Le procureur a requis la peine de mort, mardi à Tripoli, dans le procès en appel des cinq infirmières bulgares et du médecin palestinien accusés d’avoir inoculé le virus du sida à plus de 400 enfants libyens. L’affaire, dans laquelle la défense n’a pas pu faire valoir tous ses droits, est reportée au 5 septembre pour la plaidoirie des avocats de victimes.
« Les preuves ayant été établies et après les aveux des accusés et les déclarations des témoins, je requiers la peine extrême, qui est la peine de mort » et des « indemnités plus substantielles » que celles accordées par la Libye aux victimes de l’attentat de Lockerbie (Ecosse), en 1988. Soit 10 millions de dollars (environ 7,8 millions d’euros) par famille de victime. Le réquisitoire du procureur Omar Abdoulkhalek, mardi à Tripoli, est tombé comme un couperet. Sa requête amenuise l’espoir de liberté pour les cinq infirmières bulgares et le médecin palestinien, jugés en appel depuis le 11 mai dernier parce qu’accusés d’avoir inoculé le virus du sida à 426 enfants libyens. Alors que les Etats-Unis ont, une nouvelle fois, demandé leur libération, le procès, ajourné en juillet et en août, reprendra le 5 septembre avec les plaidoiries des avocats des victimes.

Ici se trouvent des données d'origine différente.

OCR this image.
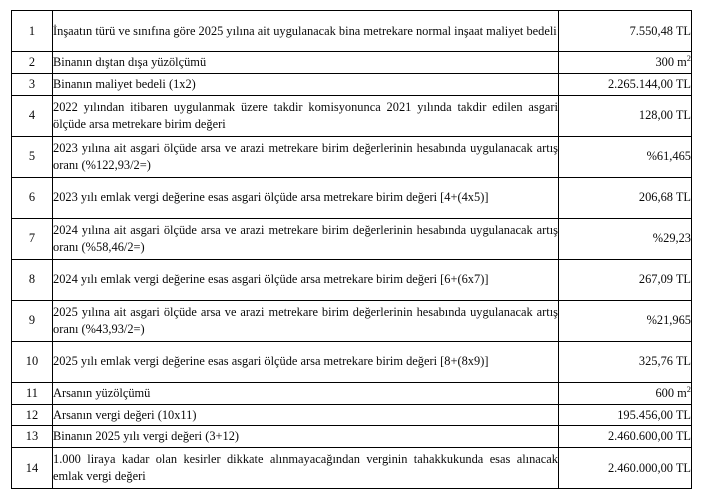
1	İnşaatın türü ve sınıfına göre 2025 yılına ait uygulanacak bina metrekare normal inşaat maliyet bedeli	7.550,48 TL
2	Binanın dıştan dışa yüzölçümü	300 $m^2$
3	Binanın maliyet bedeli (1x2)	2.265.144,00 TL
4	2022 yılından itibaren uygulanmak üzere takdir komisyonunca 2021 yılında takdir edilen asgari ölçüde arsa metrekare birim değeri	128,00 TL
5	2023 yılına ait asgari ölçüde arsa ve arazi metrekare birim değerlerinin hesabında uygulanacak artış oranı (%122,93/2=)	%61,465
6	2023 yılı emlak vergi değerine esas asgari ölçüde arsa metrekare birim değeri [4+(4x5)]	206,68 TL
7	2024 yılına ait asgari ölçüde arsa ve arazi metrekare birim değerlerinin hesabında uygulanacak artış oranı (%58,46/2=)	%29,23
8	2024 yılı emlak vergi değerine esas asgari ölçüde arsa metrekare birim değeri [6+(6x7)]	267,09 TL
9	2025 yılına ait asgari ölçüde arsa ve arazi metrekare birim değerlerinin hesabında uygulanacak artış oranı (%43,93/2=)	%21,965
10	2025 yılı emlak vergi değerine esas asgari ölçüde arsa metrekare birim değeri [8+(8x9)]	325,76 TL
11	Arsanın yüzölçümü	600 $m^2$
12	Arsanın vergi değeri (10x11)	195.456,00 TL
13	Binanın 2025 yılı vergi değeri (3+12)	2.460.600,00 TL
14	1.000 liraya kadar olan kesirler dikkate alınmayacağından verginin tahakkukunda esas alınacak emlak vergi değeri	2.460.000,00 TL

Une affaire au cours de laquelle la défense n’a pas pu abattre toutes ses cartes. Lors des audiences précédentes, trois témoins à charge se sont exprimés. Parmi eux, une jeune Libyenne qui assure que l’une des accusées lui a « administré une injection de force », sans lui en préciser le contenu. Mais la cour n’a pu entendre aucun des dix témoins cités par la défense : ils ne s’étaient pas présentés au tribunal. Par ailleurs, les autorités compétentes n’ont pas convoqué les experts étrangers qui avaient affirmé, au premier procès, que l’épidémie de sida existait avant l’arrivée à l’hôpital de Benghazi (Nord-Est) des six accusés. Des accusés, condamnés en première instance le 6 mai 2004, qui ont toujours plaidé leur innocence et affirment avoir été torturés pour qu’ils avouent. Ces spécialistes estimaient que les mauvaises conditions d’hygiène dans l’établissement étaient en cause. Enfin, une partie des défenseurs n’a pas été autorisée à plaider.
La « condamnation à mort ferme les possibilités »

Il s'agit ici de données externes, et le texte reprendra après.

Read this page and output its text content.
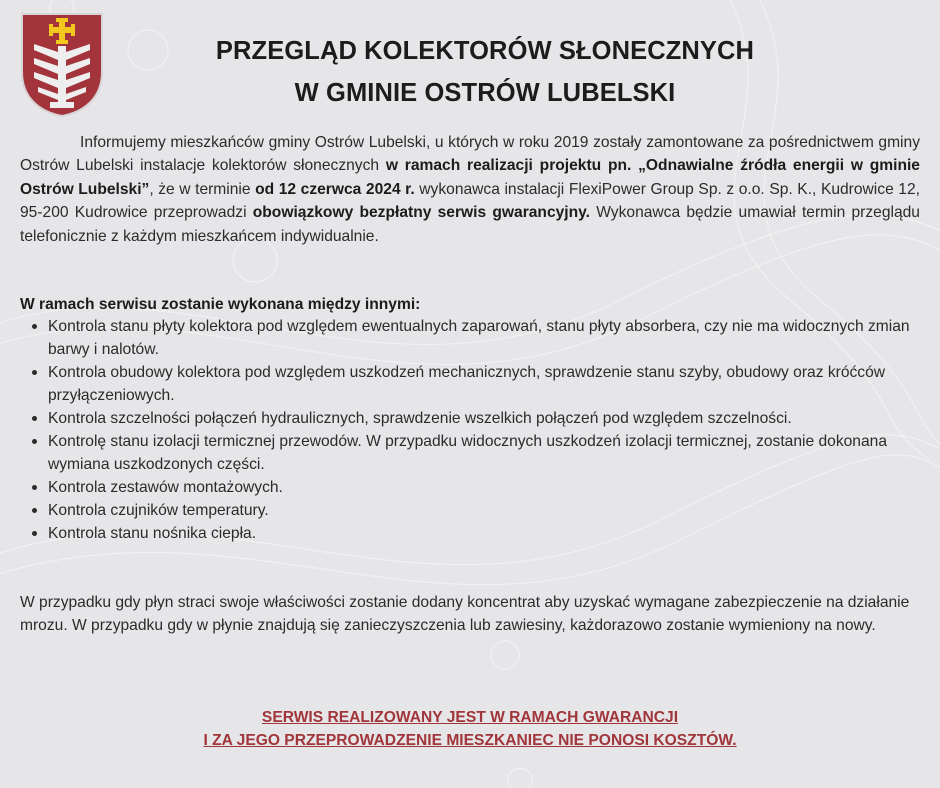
PRZEGLĄD KOLEKTORÓW SŁONECZNYCH
W GMINIE OSTRÓW LUBELSKI

Informujemy mieszkańców gminy Ostrów Lubelski, u których w roku 2019 zostały zamontowane za pośrednictwem gminy Ostrów Lubelski instalacje kolektorów słonecznych w ramach realizacji projektu pn. „Odnawialne źródła energii w gminie Ostrów Lubelski”, że w terminie od 12 czerwca 2024 r. wykonawca instalacji FlexiPower Group Sp. z o.o. Sp. K., Kudrowice 12, 95-200 Kudrowice przeprowadzi obowiązkowy bezpłatny serwis gwarancyjny. Wykonawca będzie umawiał termin przeglądu telefonicznie z każdym mieszkańcem indywidualnie.

W ramach serwisu zostanie wykonana między innymi:

Kontrola stanu płyty kolektora pod względem ewentualnych zaparowań, stanu płyty absorbera, czy nie ma widocznych zmian barwy i nalotów.
Kontrola obudowy kolektora pod względem uszkodzeń mechanicznych, sprawdzenie stanu szyby, obudowy oraz króćców przyłączeniowych.
Kontrola szczelności połączeń hydraulicznych, sprawdzenie wszelkich połączeń pod względem szczelności.
Kontrolę stanu izolacji termicznej przewodów. W przypadku widocznych uszkodzeń izolacji termicznej, zostanie dokonana wymiana uszkodzonych części.
Kontrola zestawów montażowych.
Kontrola czujników temperatury.
Kontrola stanu nośnika ciepła.

W przypadku gdy płyn straci swoje właściwości zostanie dodany koncentrat aby uzyskać wymagane zabezpieczenie na działanie mrozu. W przypadku gdy w płynie znajdują się zanieczyszczenia lub zawiesiny, każdorazowo zostanie wymieniony na nowy.

SERWIS REALIZOWANY JEST W RAMACH GWARANCJI
I ZA JEGO PRZEPROWADZENIE MIESZKANIEC NIE PONOSI KOSZTÓW.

Chejana Dimitrova, Nasya Nenova, Valentina Siropolu, Christiana Valcheva, Valia Tcherveniachka et d’Achraf Alhajouj, incarcérés depuis 1999, sont « à bout », selon leurs avocats. Le Français Emmanuel Altit, l’un de leurs défenseurs, « regrette que les autorités bulgares et les diplomates aient paru considérer le processus judiciaire comme un ‘théâtre d’ombres’ et n’aient pas pesé davantage en exigeant le respect des droits de l’Homme et des droits de la défense », rapporte Le Figaro. L’avocat estime, par ailleurs, que « ce nouvel appel à une condamnation à mort ferme les possibilités » ou réduira la marge de manoeuvre des autorités politiques, selon le journal français.

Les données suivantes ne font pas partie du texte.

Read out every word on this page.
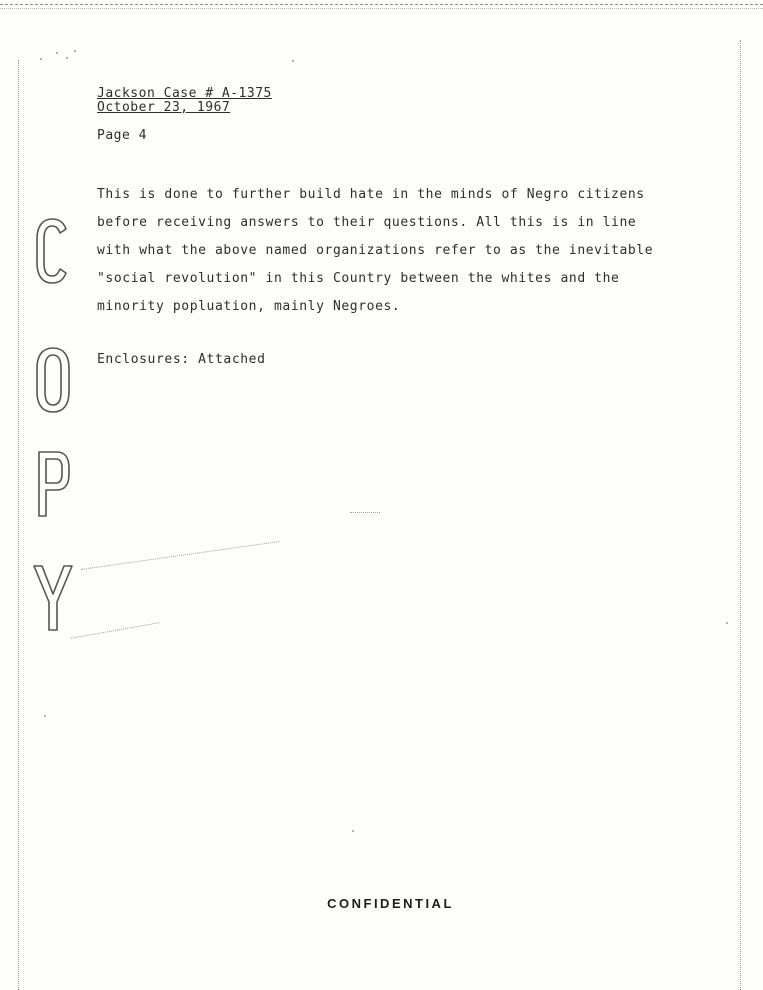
Jackson Case # A-1375
October 23, 1967
Page 4
This is done to further build hate in the minds of Negro citizens
before receiving answers to their questions. All this is in line
with what the above named organizations refer to as the inevitable
"social revolution" in this Country between the whites and the
minority popluation, mainly Negroes.
Enclosures: Attached
CONFIDENTIAL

Des tractations souterraines seraient en cours entre Sofia et Tripoli, et les autorités françaises ne seraient pas en reste. La Bulgarie espèrerait notamment que ses ressortissantes écopent d’une peine à perpétuité qu’elles purgeraient hors des frontières libyennes. Elle a refusé de payer les 10 millions de dollars que demandent les familles de victimes des enfants atteints, dont 51 sont décédés. Toutefois, elle s’est associée aux Etats-Unis et à l’Union Européenne (UE) pour créer un fonds d’indemnisation des victimes. L’UE finance, en partie, la formation des infirmières et médecins libyens qui font face aux enfants atteints du sida, dont certains sont pris en charge en France et en Italie.